Farr Sticks To Plan
Housing requirement is not negotiable.
Thursday, July 11, 2002
On Friday afternoon, the executive board of the Fort Ord Reuse Authority (FORA) will hold its first meeting since the news last month that Rep. Sam Farr would hold up land transfers until more affordable housing is provided on the old base.
It is not clear yet whether the board will craft a response to the Congressman''s move, which put legislative language in a defense spending bill which halts further land conveyances.
Marina Mayor Jim Perrine, chairman of the FORA board, says that while he wishes the Congressman offered a warning prior to announcing the conveyance halt, he takes some blame for not keeping Farr abreast of what FORA was actually accomplishing.
"He''s given us a challenge and we need to try to address that," Perrine says.
The FORA body that oversees negotiation of land transfers met with Farr last week and plans to meet again Friday prior to the FORA board meeting later in the afternoon.

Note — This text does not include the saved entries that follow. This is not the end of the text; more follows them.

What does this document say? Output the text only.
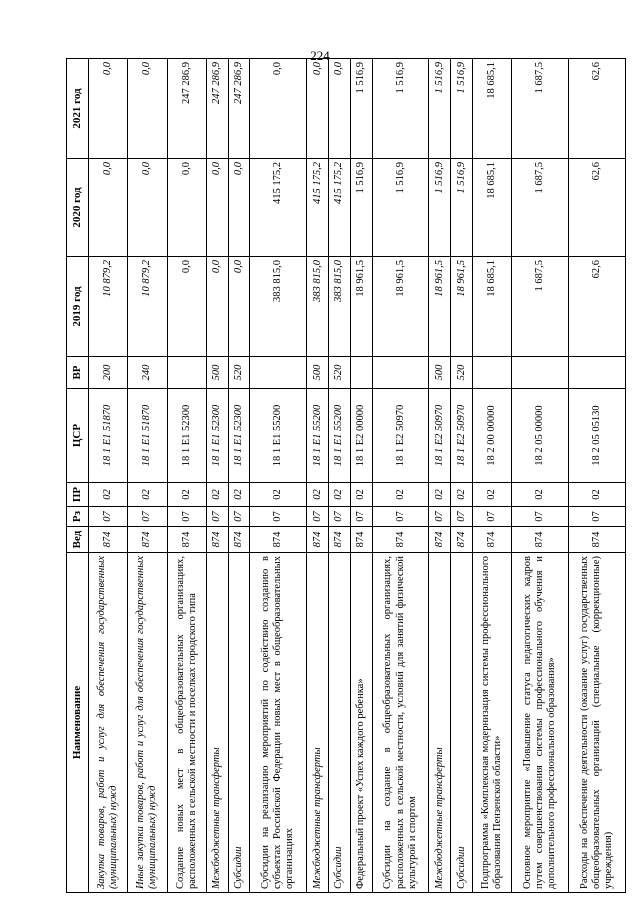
224
Наименование	Вед	Рз	ПР	ЦСР	ВР	2019 год	2020 год	2021 год
Закупка товаров, работ и услуг для обеспечения государственных (муниципальных) нужд	874	07	02	18 1 E1 51870	200	10 879,2	0,0	0,0
Иные закупки товаров, работ и услуг для обеспечения государственных (муниципальных) нужд	874	07	02	18 1 E1 51870	240	10 879,2	0,0	0,0
Создание новых мест в общеобразовательных организациях, расположенных в сельской местности и поселках городского типа	874	07	02	18 1 E1 52300		0,0	0,0	247 286,9
Межбюджетные трансферты	874	07	02	18 1 E1 52300	500	0,0	0,0	247 286,9
Субсидии	874	07	02	18 1 E1 52300	520	0,0	0,0	247 286,9
Субсидии на реализацию мероприятий по содействию созданию в субъектах Российской Федерации новых мест в общеобразовательных организациях	874	07	02	18 1 E1 55200		383 815,0	415 175,2	0,0
Межбюджетные трансферты	874	07	02	18 1 E1 55200	500	383 815,0	415 175,2	0,0
Субсидии	874	07	02	18 1 E1 55200	520	383 815,0	415 175,2	0,0
Федеральный проект «Успех каждого ребенка»	874	07	02	18 1 E2 00000		18 961,5	1 516,9	1 516,9
Субсидии на создание в общеобразовательных организациях, расположенных в сельской местности, условий для занятий физической культурой и спортом	874	07	02	18 1 E2 50970		18 961,5	1 516,9	1 516,9
Межбюджетные трансферты	874	07	02	18 1 E2 50970	500	18 961,5	1 516,9	1 516,9
Субсидии	874	07	02	18 1 E2 50970	520	18 961,5	1 516,9	1 516,9
Подпрограмма «Комплексная модернизация системы профессионального образования Пензенской области»	874	07	02	18 2 00 00000		18 685,1	18 685,1	18 685,1
Основное мероприятие «Повышение статуса педагогических кадров путем совершенствования системы профессионального обучения и дополнительного профессионального образования»	874	07	02	18 2 05 00000		1 687,5	1 687,5	1 687,5
Расходы на обеспечение деятельности (оказание услуг) государственных общеобразовательных организаций (специальные (коррекционные) учреждения)	874	07	02	18 2 05 05130		62,6	62,6	62,6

Parties involved in developing the old base complain that creating affordable housing is not economically feasible. But Farr is holding them to four main points: that "affordable" housing be defined as $300,000 or less; that 37 percent of all development be affordable (down from his previous demand of 50 percent); that the $34,000 in fees FORA charges for each new residential construction be lowered; and that a housing trust be established for locals that caps rents and resale values.
As it is today, the only land left at the base which can be used for residences and is affected by Farr''s move is East Garrison and the parcels that make up the University Villages in Seaside and Marina. There are an estimated 2,500 potential housing units in those areas.
The county had been planning to develop the East Garrison area in the New Urban style which replicates pedestrian-friendly neighborhood designs used before World War II. Although 40 percent of the East Garrison development would be made available as "affordable housing," a recent economic report illustrated that such a project would require heavy subsidies.